Chapel Hill Mayor Mark Kleinschmidt was a member of the Town Council when the town adopted the policy.

“Back in 2007, a woman here in our community went to the police station in order to get a permit in order to sell her art,” he recalls. “When they put her name into the database, it revealed that her Student Visa had expired a long time prior to her pursuit of this permit.

“She was taken into custody and sent to Charlotte to be readied for deportation. That’s not the kind of policy that tends to advance our public safety goals and other important law enforcement goals.”

Kleinschmidt says that incident led the town to adopt a new policy.

“With a growing immigrant population,” he says, “we want to be a welcoming community, number one. But we also want to protect everyone who is living here in our community.

“We have very important law enforcement goals that demand that we protect the citizens, as well as any residents of Chapel Hill.”

Sanctuary Cities have been drawing attention after a woman in San Francisco was allegedly murdered by a seven-time felon who had been deported to Mexico five times, according to immigration officials.

Governor Pat McCrory issued a statement last week opposing sanctuary cities saying “there is no place for them in North Carolina.”

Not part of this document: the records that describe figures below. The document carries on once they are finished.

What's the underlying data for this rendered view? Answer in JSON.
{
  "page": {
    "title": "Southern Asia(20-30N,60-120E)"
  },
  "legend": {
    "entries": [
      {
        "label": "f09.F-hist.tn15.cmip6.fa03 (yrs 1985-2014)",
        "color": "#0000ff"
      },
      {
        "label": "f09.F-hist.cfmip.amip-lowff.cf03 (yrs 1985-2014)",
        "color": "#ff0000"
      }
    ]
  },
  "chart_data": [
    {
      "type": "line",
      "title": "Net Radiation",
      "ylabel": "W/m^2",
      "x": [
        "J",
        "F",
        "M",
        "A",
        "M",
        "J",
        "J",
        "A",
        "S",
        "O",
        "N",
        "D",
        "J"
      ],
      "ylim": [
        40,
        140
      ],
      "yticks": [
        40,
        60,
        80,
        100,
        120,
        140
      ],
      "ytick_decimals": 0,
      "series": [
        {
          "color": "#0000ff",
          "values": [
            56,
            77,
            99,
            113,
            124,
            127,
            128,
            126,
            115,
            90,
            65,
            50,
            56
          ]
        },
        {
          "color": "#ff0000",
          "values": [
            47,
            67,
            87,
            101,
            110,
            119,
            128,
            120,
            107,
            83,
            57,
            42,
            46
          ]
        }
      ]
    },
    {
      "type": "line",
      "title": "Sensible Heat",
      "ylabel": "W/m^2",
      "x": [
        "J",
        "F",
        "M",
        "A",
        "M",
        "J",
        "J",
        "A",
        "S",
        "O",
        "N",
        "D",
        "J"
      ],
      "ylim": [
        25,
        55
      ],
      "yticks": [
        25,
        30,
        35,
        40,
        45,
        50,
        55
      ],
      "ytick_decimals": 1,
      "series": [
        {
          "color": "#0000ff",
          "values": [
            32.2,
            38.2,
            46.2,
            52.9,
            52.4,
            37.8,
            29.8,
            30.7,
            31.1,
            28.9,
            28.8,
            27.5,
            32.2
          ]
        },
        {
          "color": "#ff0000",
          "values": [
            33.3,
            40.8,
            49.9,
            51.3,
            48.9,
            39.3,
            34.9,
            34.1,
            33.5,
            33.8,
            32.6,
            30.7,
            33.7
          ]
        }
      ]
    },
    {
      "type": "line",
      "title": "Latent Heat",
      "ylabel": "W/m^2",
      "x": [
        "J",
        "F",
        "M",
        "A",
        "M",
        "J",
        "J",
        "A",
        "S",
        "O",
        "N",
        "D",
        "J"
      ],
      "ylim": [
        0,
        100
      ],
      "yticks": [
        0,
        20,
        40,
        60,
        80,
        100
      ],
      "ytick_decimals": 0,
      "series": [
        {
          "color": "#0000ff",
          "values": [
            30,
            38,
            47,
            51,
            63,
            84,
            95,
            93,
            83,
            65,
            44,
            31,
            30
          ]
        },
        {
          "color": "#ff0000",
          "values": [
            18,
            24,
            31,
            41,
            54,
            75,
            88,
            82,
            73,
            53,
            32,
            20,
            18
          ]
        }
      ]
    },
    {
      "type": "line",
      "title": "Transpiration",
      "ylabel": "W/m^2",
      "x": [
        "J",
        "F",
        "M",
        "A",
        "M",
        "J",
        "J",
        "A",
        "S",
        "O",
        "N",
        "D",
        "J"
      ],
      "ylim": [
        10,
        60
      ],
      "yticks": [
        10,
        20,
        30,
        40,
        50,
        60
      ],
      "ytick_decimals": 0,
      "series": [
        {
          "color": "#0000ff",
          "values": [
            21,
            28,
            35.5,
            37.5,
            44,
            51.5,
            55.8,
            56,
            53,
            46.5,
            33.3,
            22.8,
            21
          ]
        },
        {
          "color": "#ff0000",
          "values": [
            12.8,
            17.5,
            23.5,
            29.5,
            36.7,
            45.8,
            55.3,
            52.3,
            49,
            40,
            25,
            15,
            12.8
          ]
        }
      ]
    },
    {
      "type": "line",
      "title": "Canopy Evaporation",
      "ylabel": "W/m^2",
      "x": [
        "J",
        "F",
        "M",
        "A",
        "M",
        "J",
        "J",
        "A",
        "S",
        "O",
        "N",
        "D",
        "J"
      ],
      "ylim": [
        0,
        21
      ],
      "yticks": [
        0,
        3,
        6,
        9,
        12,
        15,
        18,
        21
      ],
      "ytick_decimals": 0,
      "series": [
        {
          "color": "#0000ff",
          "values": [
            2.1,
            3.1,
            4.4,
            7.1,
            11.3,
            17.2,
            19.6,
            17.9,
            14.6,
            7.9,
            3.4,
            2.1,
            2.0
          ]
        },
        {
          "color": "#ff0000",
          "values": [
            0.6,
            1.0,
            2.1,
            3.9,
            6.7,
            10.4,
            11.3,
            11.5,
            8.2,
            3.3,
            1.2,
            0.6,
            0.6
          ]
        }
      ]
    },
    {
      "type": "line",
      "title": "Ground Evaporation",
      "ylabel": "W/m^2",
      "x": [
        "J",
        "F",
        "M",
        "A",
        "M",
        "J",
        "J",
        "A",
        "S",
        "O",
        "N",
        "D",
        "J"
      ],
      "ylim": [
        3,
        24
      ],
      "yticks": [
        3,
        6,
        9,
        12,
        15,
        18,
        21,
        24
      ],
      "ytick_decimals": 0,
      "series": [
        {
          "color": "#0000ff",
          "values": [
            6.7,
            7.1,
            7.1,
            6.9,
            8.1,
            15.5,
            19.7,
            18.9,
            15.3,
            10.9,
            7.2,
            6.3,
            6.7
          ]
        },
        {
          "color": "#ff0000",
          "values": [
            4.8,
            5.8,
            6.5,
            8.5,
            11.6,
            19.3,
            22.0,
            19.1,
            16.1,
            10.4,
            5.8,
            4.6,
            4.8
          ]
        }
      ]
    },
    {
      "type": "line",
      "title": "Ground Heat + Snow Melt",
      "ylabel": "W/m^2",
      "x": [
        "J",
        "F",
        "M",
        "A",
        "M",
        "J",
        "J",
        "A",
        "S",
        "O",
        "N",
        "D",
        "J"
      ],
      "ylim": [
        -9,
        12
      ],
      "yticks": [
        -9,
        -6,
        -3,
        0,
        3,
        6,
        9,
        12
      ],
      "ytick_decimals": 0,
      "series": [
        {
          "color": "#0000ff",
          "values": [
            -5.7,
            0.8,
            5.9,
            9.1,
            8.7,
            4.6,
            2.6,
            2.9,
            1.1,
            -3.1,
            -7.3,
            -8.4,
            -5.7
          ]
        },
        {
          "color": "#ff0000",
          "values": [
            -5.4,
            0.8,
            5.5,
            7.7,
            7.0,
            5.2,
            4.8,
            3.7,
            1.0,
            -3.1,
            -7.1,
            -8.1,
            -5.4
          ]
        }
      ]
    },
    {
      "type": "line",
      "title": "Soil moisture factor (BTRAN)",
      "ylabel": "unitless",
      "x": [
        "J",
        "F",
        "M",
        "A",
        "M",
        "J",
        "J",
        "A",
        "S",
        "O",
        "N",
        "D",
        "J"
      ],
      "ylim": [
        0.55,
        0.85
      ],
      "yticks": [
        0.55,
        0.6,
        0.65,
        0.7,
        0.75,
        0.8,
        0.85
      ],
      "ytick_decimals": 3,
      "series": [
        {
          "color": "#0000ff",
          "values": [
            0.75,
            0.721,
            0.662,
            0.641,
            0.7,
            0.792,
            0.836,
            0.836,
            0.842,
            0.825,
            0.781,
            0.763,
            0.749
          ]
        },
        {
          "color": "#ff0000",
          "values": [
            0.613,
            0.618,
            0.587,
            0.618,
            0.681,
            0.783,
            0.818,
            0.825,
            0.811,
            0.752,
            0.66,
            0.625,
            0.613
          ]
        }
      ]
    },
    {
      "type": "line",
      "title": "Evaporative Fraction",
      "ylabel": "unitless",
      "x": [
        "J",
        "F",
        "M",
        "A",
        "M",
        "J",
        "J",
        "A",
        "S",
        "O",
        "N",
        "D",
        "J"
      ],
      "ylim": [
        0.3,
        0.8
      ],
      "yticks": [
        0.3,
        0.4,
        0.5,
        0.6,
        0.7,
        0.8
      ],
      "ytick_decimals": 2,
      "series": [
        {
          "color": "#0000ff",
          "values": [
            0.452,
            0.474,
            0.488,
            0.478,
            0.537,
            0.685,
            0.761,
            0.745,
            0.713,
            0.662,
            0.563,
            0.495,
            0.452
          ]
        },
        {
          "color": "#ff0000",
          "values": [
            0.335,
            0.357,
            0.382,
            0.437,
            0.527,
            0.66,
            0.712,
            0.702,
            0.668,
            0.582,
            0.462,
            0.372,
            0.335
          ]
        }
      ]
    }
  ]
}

The governor ended his comments at the Annual Training Conference of the North Carolina Sheriff’s Association with, “We cannot allow any sanctuary for drug traffickers, human traffickers or violent criminals in our state.”

Kleinschmidt says, on this note, he is in complete agreement with McCrory.

“I think that every elected official and citizen of every community in this state,” he says, “agree that there is no tolerance for providing a safe haven for drug cartel members or violent criminals.

“And, in fact, the policies that we have in place express that lack of tolerance. None of us would support policies that would do such a thing.”

Kleinschmidt says by calling for the removal of sanctuary cities due to drug cartels, McCrory is missing the bigger picture.

“We have found that if we don’t report people to immigration when they have no history of violence [and] they have no history of being a deported criminal,” he says, “that it actually enhances our ability to create a safer community.”

Kleinschmidt adds if residents living in our town illegally are scared to go to law enforcement with concerns, then it will create more of an underground criminal presence.

Kleinschmidt says the situation in San Francisco highlights a breakdown in the federal immigration system and that this renewed focus on municipalities shifts the federal responsibility to local law enforcement.

“In that situation, you had someone who was actually being released from prison without having immigration informed,” he says. “And that’s not something that would happen here.

“And I don’t think it would happen there if you had people in place who were actually following the policy.”

Chapel Hill Police Chief Chris Blue says immigration status can put strain on law enforcement.

“I think if you talked to most law enforcement leaders, at the local level,” he says, “they will express concern about the conflicted position that immigration issues can put law enforcement in.”

Blue says Chapel Hill police have adopted policies in an effort to protect all residents of the town.

“It doesn’t mean that, local law enforcement, we don’t want to be good partners,” he says. “But the fact of the matter is, often times, the kinds of things that we learn may have resulted in an immigration detainer on someone are administrative kinds of issues.

“Local law enforcement, I think it’s fair to say, is not interested in detaining someone and turning them over to immigration officials because of some administrative mix-up that could be managed without having to take someone into custody.”

Blue is quick to point out this policy does not provide a safe haven for violent criminals.

“If we encounter someone and there’s some kind of federal immigration detainer on them that’s resulted from some violent act or some felonious act on the part of that person,” he says, “of course we would detain them and share that information with federal authorities.”

Blue adds if a resident has overstayed a Visa or has another administrative fault calling for their deportation, law enforcement will alert that person of the situation but will not take them into custody.

“We want people in our community, at the local level, to feel comfortable and confident that when they call law enforcement to some emergency,” he says, “that when we get there and after we resolve the emergency we’re not going to start checking people’s immigration status.”

An e-mail from McCrory’s press office told WCHL the governor is just voicing his opposition to sanctuary cities at this time and McCrory was making no enforcement demands.

Meanwhile at the federal level, US House Republicans have passed a bill that would remove the opportunity for local law enforcement from sanctuary cities to receive federal grant funds.

The White House has threatened to veto the proposed legislation.